By Mary Lello
Today, Oct. 24, is National Acupuncture and Oriental Medicine Day. No, this is not something that Facebook created but a day with its first commemoration on Oct. 24, 2002. It is now an annual event that is part of an effort designed to increase public awareness of the progress and benefits of acupuncture and Oriental medicine. Acupuncturists throughout this state are designing events and writing publications to bring attention and recognition of this amazing medicine we practice into the limelight. There may be free clinics being offered and/or treatments with reduced rates or walk-in and talk to the acupuncturist events. Watch to see what any local acupuncturist might doing in your town.

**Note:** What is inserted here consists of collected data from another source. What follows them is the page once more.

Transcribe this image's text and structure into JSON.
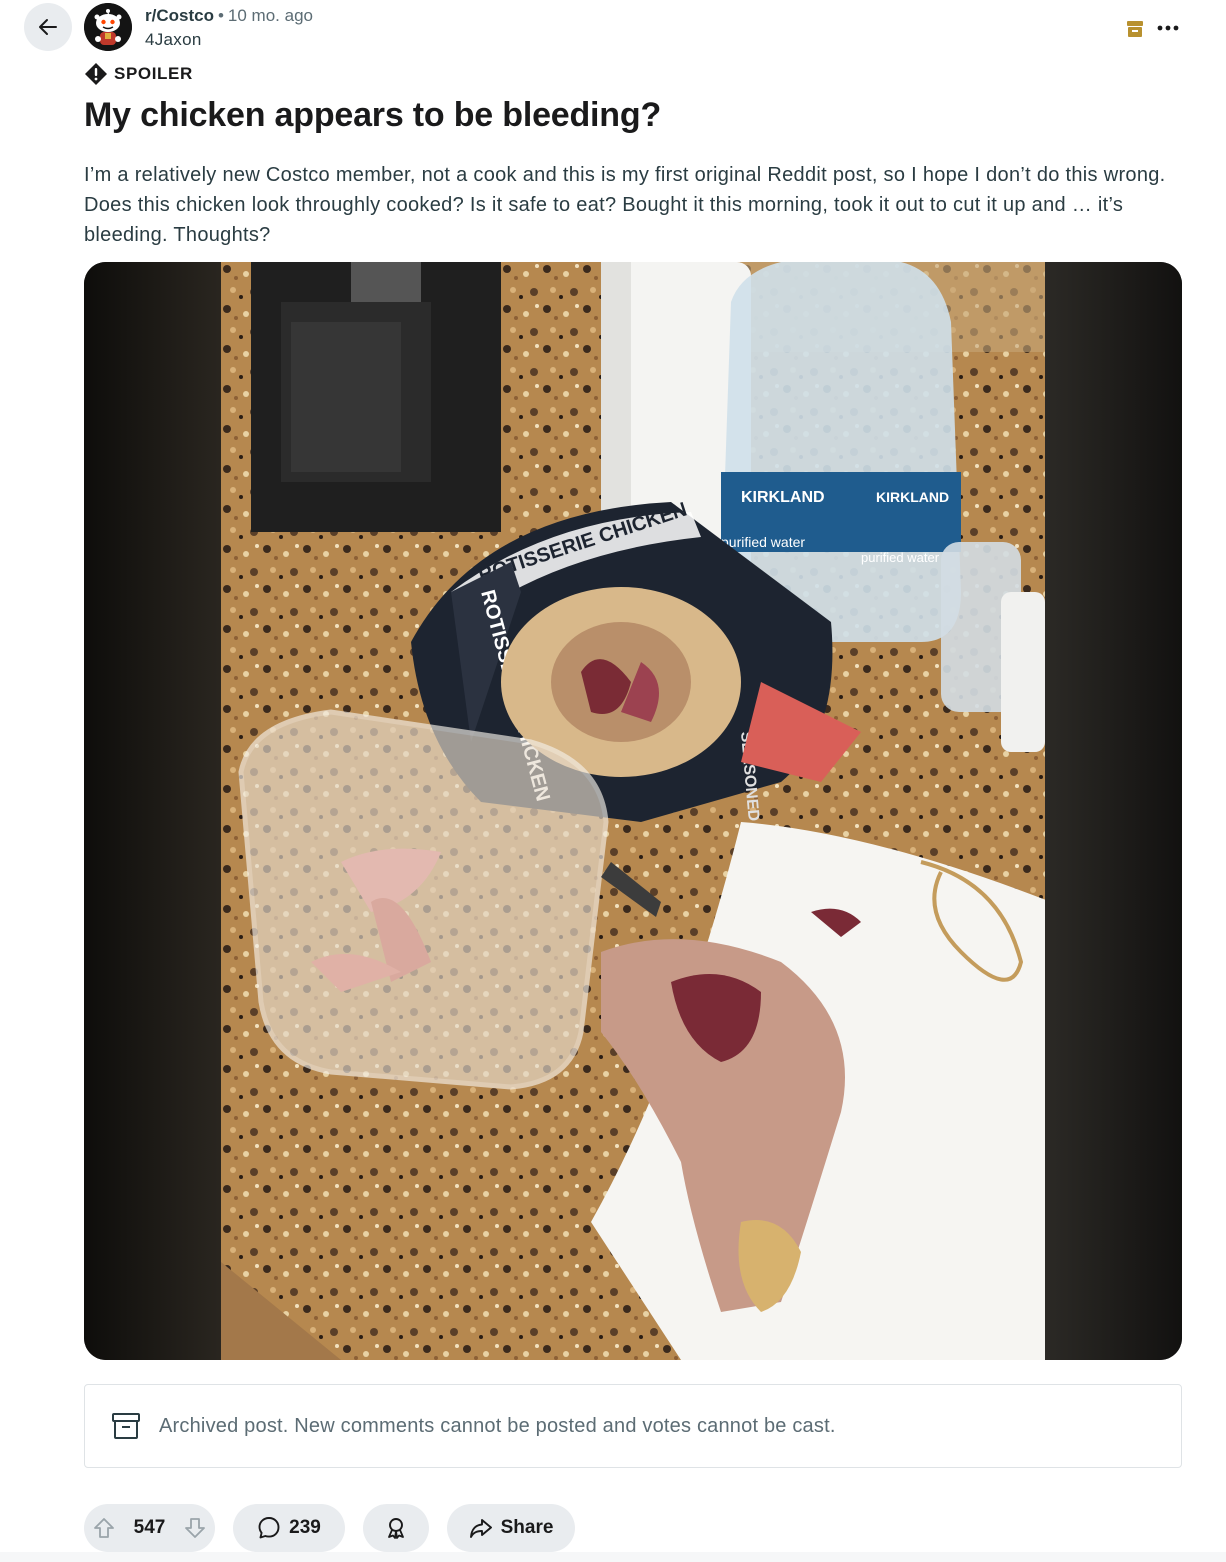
{
  "post": {
    "subreddit": "r/Costco",
    "time": "10 mo. ago",
    "separator": "•",
    "author": "4Jaxon",
    "flair": "SPOILER",
    "title": "My chicken appears to be bleeding?",
    "body": "I’m a relatively new Costco member, not a cook and this is my first original Reddit post, so I hope I don’t do this wrong. Does this chicken look throughly cooked? Is it safe to eat? Bought it this morning, took it out to cut it up and … it’s bleeding. Thoughts?"
  },
  "media": {
    "description_icon": "photo-of-rotisserie-chicken",
    "photo_text": {
      "bag_top": "ROTISSERIE CHICKEN",
      "bag_side": "ROTISSERIE CHICKEN",
      "bag_seasoned": "SEASONED",
      "bottle_brand": "KIRKLAND",
      "bottle_text": "purified water",
      "bottle2_brand": "KIRKLAND",
      "bottle2_text": "purified water"
    }
  },
  "notice": {
    "archived_text": "Archived post. New comments cannot be posted and votes cannot be cast."
  },
  "actions": {
    "vote_count": "547",
    "comment_count": "239",
    "share_label": "Share"
  },
  "icons": {
    "back": "arrow-left-icon",
    "more": "overflow-dots-icon",
    "archive": "archive-box-icon",
    "spoiler": "exclamation-diamond-icon",
    "upvote": "arrow-up-icon",
    "downvote": "arrow-down-icon",
    "comment": "speech-bubble-icon",
    "award": "award-ribbon-icon",
    "share": "share-arrow-icon"
  },
  "colors": {
    "archive_icon": "#b8912f",
    "text_primary": "#1a1a1b",
    "text_secondary": "#5c6c74",
    "pill_bg": "#e9ecef"
  }
}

I promise I’m not going to bore you with a long list of what acupuncture can heal or the 5,000 year old history of it. But I will give you a little bit of my history. I graduated from New England School of Acupuncture, a four year Masters Degree program, in 1998 and opened my private practice in Portland that same year. Back in the late 90s, when I was out socially and got asked the question “what do you do?” my response would elicit an emphatic “WOW!” and then the launch into “could it help my …?” Today when I offer my profession to that age-old question I get a more subdued: “that’s interesting” response. I see this as a good thing, noting that acupuncture is far more accepted and known modality than it was only 20-some years ago.
What has not changed over these years is people wondering how acupuncture might help them. Acupuncture is such a deep healing system it’s sometimes easier to state what acupuncture won’t heal: it won’t heal cancer, but it will help alleviate the symptoms that go along with the therapies attempting to eradicate cancer cells. It won’t heal Lyme disease but, again, it can help with a host of the various symptoms that are now associated with Lyme and have an individual feeling better over all and thus have a better quality of life.
Most people have come to realize that acupuncture can be very effective for pain relief. Currently there is a lot of focus on the opioid crisis with the addictions to them and deaths that have occurred because of them. As this spotlight shines brighter on these addictive medications more people are turning to acupuncture versus prescribed opioids to assist in alleviating their pain. And, yes, acupuncture DOES work and has no side effects. Thus, it’s always worth scheduling a series of sessions and seeing if it will work for you.
One aspect of healing that most people do not immediately associate with acupuncture is the healing of mental and emotional stress and anxiety. Over the last two years I have had a lot more people seeking me out for one or both of these emotions as well as insomnia. Let’s face it, there is a great deal more anger and frustration out there in the world lately and this plays out in our system on the heart level; creating undo stress and anxiety which can lead to sleep deprivation. While in Portland I was one of the acupuncturists who helped start a free veterans clinic in the late ’90’s. This clinic is very successful and continues to run today because the veterans who attend receive fabulous benefits from the acupuncture and all claim that it decrease their PTSD, flashbacks and pain as well as achieving better sleep patterns. These clinics have proved so successful for veterans that the military has begun to train medics on the auricular (ear) points to use in the field to assist combat men and women in from the battle field with their fatigue, insomnia and stress/anxiety.
The proof is in the pudding, as the old saying goes.
So on this day, Oct. 24, Maine Acupuncture Day I write to inform you of the many benefits you might gain from this ancient medicine. The intent is to simply bring awareness to this deep and powerful healing system that is available to you. I encourage you to check out your local acupuncturist and see if it might work for you too!
Mary Lello is a licensed acupuncturist (LAc), has her Masters Degree in acupuncture (MAc) and is a Diplomate of the National Certification Commission for Acupuncture and Oriental Medicine (NCCAOM).